例えばドの音でも1オクターブ違ったら身体に伝わる振動も違うでしょう。
出す音によって身体の振動の大きさや振動数など色々変わります。
試しに自分の楽器で一番低い音と一番高い音をそれぞれ出しながら、片手でノドや鎖骨やお腹や骨盤などあちこちを触ってみましょう。
どんな風に振動の具合が変わるでしょうか。
何となく違いがわかったら今度は音を変えて行って、高い音に行くときに身体の振動がどう変わっていくか、逆に低い音に行くときに身体の振動がどう変わっていくか、自分であちこち触りながら調べてみましょう。
何が正解というものではないので自分の楽器・吹き方・出す音でどういう変化があるのかを知るのがここでの目的です。
試してみてどんなことに気が付きましたか?
低い音のときの方が振動の幅が大きくまた身体の低い場所に共振しやすいので、胸のあたりなどで動いてるのをたくさん感じられたのではないでしょうか。
では。
次は高い音で吹きながら、低い音のときに振動していた部分も同じく振動が伝わるようにするつもりで吹いてみたらどんな風に音質が変わるでしょうか。
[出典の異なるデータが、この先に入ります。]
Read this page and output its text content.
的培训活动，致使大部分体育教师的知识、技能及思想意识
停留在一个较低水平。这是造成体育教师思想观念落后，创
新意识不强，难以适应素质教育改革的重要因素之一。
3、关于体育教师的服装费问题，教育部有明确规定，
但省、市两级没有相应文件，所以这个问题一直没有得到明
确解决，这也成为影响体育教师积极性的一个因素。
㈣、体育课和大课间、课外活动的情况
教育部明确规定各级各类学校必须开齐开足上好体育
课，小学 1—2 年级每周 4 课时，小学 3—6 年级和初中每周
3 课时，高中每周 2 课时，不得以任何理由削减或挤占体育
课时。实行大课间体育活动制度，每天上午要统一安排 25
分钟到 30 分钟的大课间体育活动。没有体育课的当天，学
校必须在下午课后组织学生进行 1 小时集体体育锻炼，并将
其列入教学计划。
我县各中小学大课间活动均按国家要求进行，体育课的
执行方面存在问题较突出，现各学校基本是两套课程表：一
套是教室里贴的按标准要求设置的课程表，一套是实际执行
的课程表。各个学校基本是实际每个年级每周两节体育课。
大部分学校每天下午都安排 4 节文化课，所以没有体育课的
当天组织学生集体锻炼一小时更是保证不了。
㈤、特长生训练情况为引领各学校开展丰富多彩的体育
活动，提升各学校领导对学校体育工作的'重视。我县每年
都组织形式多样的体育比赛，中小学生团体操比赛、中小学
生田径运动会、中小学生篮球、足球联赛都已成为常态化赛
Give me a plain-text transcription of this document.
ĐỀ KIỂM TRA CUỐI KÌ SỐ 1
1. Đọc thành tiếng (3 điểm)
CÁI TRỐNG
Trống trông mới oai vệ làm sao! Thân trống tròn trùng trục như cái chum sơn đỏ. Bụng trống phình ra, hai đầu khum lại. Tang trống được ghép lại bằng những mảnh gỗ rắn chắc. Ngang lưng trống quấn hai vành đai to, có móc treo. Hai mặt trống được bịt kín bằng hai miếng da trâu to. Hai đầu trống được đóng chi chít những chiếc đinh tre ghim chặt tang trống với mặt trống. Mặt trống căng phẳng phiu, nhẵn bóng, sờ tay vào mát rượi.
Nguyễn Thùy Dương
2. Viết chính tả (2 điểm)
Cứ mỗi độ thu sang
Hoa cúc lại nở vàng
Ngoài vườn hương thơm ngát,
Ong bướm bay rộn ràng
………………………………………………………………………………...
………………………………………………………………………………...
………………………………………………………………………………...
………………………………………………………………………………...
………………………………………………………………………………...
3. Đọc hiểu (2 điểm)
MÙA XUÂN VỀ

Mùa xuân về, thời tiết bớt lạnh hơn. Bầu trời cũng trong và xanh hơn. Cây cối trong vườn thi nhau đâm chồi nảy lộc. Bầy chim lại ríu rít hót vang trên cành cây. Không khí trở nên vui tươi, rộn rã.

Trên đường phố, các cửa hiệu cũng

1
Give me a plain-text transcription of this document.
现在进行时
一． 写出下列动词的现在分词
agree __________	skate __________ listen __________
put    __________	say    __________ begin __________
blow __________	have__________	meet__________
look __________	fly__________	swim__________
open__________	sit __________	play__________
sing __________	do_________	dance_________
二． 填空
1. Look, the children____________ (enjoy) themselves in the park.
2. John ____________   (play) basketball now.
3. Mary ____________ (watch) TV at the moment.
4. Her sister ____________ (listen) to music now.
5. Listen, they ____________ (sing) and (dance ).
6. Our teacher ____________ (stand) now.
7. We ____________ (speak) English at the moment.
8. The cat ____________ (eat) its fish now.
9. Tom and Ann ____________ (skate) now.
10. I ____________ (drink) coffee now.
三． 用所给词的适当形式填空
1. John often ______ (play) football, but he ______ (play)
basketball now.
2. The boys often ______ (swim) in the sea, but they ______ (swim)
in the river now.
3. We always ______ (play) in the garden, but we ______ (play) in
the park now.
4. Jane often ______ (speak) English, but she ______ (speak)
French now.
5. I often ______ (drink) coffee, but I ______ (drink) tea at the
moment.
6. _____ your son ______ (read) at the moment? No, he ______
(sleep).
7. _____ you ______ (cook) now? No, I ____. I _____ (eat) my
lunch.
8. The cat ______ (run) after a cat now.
「高い音だ!」と思って縮こまったりすると、低い部位の振動を止めて低い倍音を殺してしまいます。
そうするとキーキーした固くて耳障りな高音が出るでしょう。
そうではなく、高い音を出すときも身体の低い部位への振動は伝わっていいし低い倍音も鳴っていていい、ということにしてみると遠くまでよく通るし太くて柔らかい音になります。
振動の具合によって、音質も音程の印象も変えられるのです。
楽器や指やアンブシュアだけではなく、音質や音程の印象をコントロールすることも大切ですね。